Xiaohui Ren1, Jie Zhou1, Xiang Qi1, Yundan Liu1, Zongyu Huang1, Zhongjun Li2, Yanqi Ge2, Sathish Chander Dhanabalan3,2, Joice Sophia Ponraj3,2, Shuangyin Wang4, Jianxin Zhong1, Han Zhang2
1Hunan Key Laboratory of Micro-Nano Energy Materials and Devices, Laboratory for Quantum Engineering and Micro-Nano Energy Technology, School of Physics and Optoelectronic, Xiangtan University, Xiangtan, 411105 P. R. China
2Shenzhen Engineering Laboratory of Phosphorene and Optoelectronics, SZU-NUS Collaborative Innovation Center for Optoelectronic Science and Technology, and Key Laboratory of Optoelectronic Devices and Systems of Ministry of Education and Guangdong Province, Shenzhen University, Shenzhen, 518060 P. R. China
3Department of Nanoscience and Technology, Bharathiar University, Coimbatore 641046, India
4State Key Laboratory of Chem/Bio-Sensing and Chemometrics, College of Chemistry and Chemical Engineering, Hunan University, Changsha, 410082, P. R. China
Tóm tắt
AbstractBlack phosphorus (BP) is a new rediscovered layered material, which has attracted enormous interests in the field of electrocatalysis.
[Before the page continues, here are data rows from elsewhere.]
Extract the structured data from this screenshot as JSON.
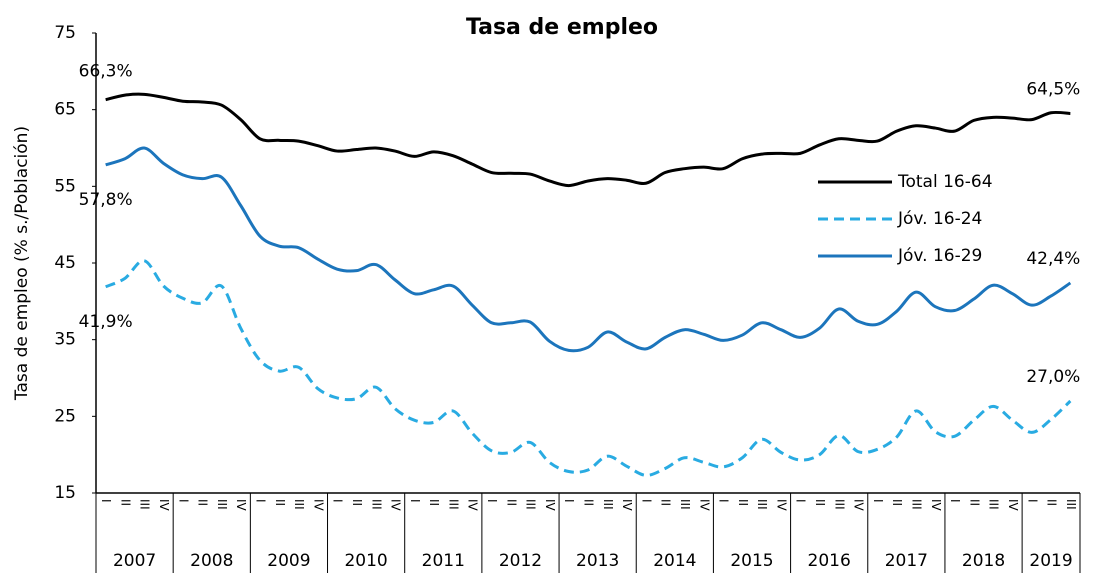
{
  "chart_data": {
    "type": "line",
    "title": "Tasa de empleo",
    "y_label": "Tasa de empleo (% s./Población)",
    "ylim": [
      15,
      75
    ],
    "yticks": [
      15,
      25,
      35,
      45,
      55,
      65,
      75
    ],
    "grid": false,
    "legend": "right",
    "categories": [
      "I",
      "II",
      "III",
      "IV",
      "I",
      "II",
      "III",
      "IV",
      "I",
      "II",
      "III",
      "IV",
      "I",
      "II",
      "III",
      "IV",
      "I",
      "II",
      "III",
      "IV",
      "I",
      "II",
      "III",
      "IV",
      "I",
      "II",
      "III",
      "IV",
      "I",
      "II",
      "III",
      "IV",
      "I",
      "II",
      "III",
      "IV",
      "I",
      "II",
      "III",
      "IV",
      "I",
      "II",
      "III",
      "IV",
      "I",
      "II",
      "III",
      "IV",
      "I",
      "II",
      "III"
    ],
    "years": [
      "2007",
      "2008",
      "2009",
      "2010",
      "2011",
      "2012",
      "2013",
      "2014",
      "2015",
      "2016",
      "2017",
      "2018",
      "2019"
    ],
    "series": [
      {
        "name": "Total 16-64",
        "color": "#000000",
        "dash": false,
        "values": [
          66.3,
          66.9,
          67.0,
          66.6,
          66.1,
          66.0,
          65.6,
          63.7,
          61.2,
          61.0,
          60.9,
          60.3,
          59.6,
          59.8,
          60.0,
          59.6,
          58.9,
          59.5,
          59.0,
          57.9,
          56.8,
          56.7,
          56.6,
          55.7,
          55.1,
          55.7,
          56.0,
          55.8,
          55.4,
          56.8,
          57.3,
          57.5,
          57.3,
          58.6,
          59.2,
          59.3,
          59.3,
          60.4,
          61.2,
          61.0,
          60.9,
          62.2,
          62.9,
          62.6,
          62.2,
          63.6,
          64.0,
          63.9,
          63.7,
          64.6,
          64.5
        ],
        "value_labels": [
          "66,3%",
          null,
          null,
          null,
          null,
          null,
          null,
          null,
          null,
          null,
          null,
          null,
          null,
          null,
          null,
          null,
          null,
          null,
          null,
          null,
          null,
          null,
          null,
          null,
          null,
          null,
          null,
          null,
          null,
          null,
          null,
          null,
          null,
          null,
          null,
          null,
          null,
          null,
          null,
          null,
          null,
          null,
          null,
          null,
          null,
          null,
          null,
          null,
          null,
          null,
          "64,5%"
        ]
      },
      {
        "name": "Jóv. 16-24",
        "color": "#29abe2",
        "dash": true,
        "values": [
          41.9,
          43.0,
          45.3,
          42.0,
          40.4,
          39.8,
          42.0,
          36.5,
          32.3,
          30.9,
          31.4,
          28.6,
          27.4,
          27.3,
          28.8,
          26.0,
          24.5,
          24.2,
          25.7,
          22.8,
          20.5,
          20.3,
          21.6,
          19.0,
          17.8,
          18.0,
          19.8,
          18.5,
          17.3,
          18.2,
          19.6,
          19.0,
          18.4,
          19.6,
          22.0,
          20.3,
          19.3,
          20.0,
          22.5,
          20.4,
          20.7,
          22.3,
          25.7,
          23.0,
          22.4,
          24.5,
          26.3,
          24.5,
          22.9,
          24.6,
          27.0
        ],
        "value_labels": [
          "41,9%",
          null,
          null,
          null,
          null,
          null,
          null,
          null,
          null,
          null,
          null,
          null,
          null,
          null,
          null,
          null,
          null,
          null,
          null,
          null,
          null,
          null,
          null,
          null,
          null,
          null,
          null,
          null,
          null,
          null,
          null,
          null,
          null,
          null,
          null,
          null,
          null,
          null,
          null,
          null,
          null,
          null,
          null,
          null,
          null,
          null,
          null,
          null,
          null,
          null,
          "27,0%"
        ]
      },
      {
        "name": "Jóv. 16-29",
        "color": "#1c75bc",
        "dash": false,
        "values": [
          57.8,
          58.6,
          60.0,
          58.0,
          56.5,
          56.0,
          56.2,
          52.5,
          48.5,
          47.2,
          47.0,
          45.5,
          44.2,
          44.0,
          44.8,
          42.8,
          41.0,
          41.5,
          42.0,
          39.5,
          37.2,
          37.2,
          37.3,
          34.8,
          33.6,
          34.0,
          36.0,
          34.7,
          33.8,
          35.3,
          36.3,
          35.7,
          34.9,
          35.6,
          37.2,
          36.3,
          35.3,
          36.5,
          39.0,
          37.4,
          37.0,
          38.7,
          41.2,
          39.3,
          38.8,
          40.3,
          42.1,
          41.0,
          39.5,
          40.7,
          42.4
        ],
        "value_labels": [
          "57,8%",
          null,
          null,
          null,
          null,
          null,
          null,
          null,
          null,
          null,
          null,
          null,
          null,
          null,
          null,
          null,
          null,
          null,
          null,
          null,
          null,
          null,
          null,
          null,
          null,
          null,
          null,
          null,
          null,
          null,
          null,
          null,
          null,
          null,
          null,
          null,
          null,
          null,
          null,
          null,
          null,
          null,
          null,
          null,
          null,
          null,
          null,
          null,
          null,
          null,
          "42,4%"
        ]
      }
    ]
  }
}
Recent investigations reveal that bulk BP is a promising electrocatalyst for oxygen evolution reactions (OER), whereas its bulk crystal structure restricts sufficient active sites for achieving highly efficient OER catalytic performances. Toward this end, few‐layer BP nanosheets prepared by facile liquid exfoliation are applied as electrocatalysts and exhibit preferable electrocatalytic OER activity in association with structural robustness; subsequently, the dependence of current density and applied bias potential on the concentration of OH− has also been uncovered. Most importantly, we are aware that reduction in the thickness of BP nanosheets would generate extra active sites from the ultrathin planar structure and complimenting to the electrocatalytic activities. It is further anticipated that the current work might provide further implementation about the OER performance of BP nanosheets, thereby, offering extendable availabilities for BP‐based electrocatalysts in constructing high‐performance OER devices.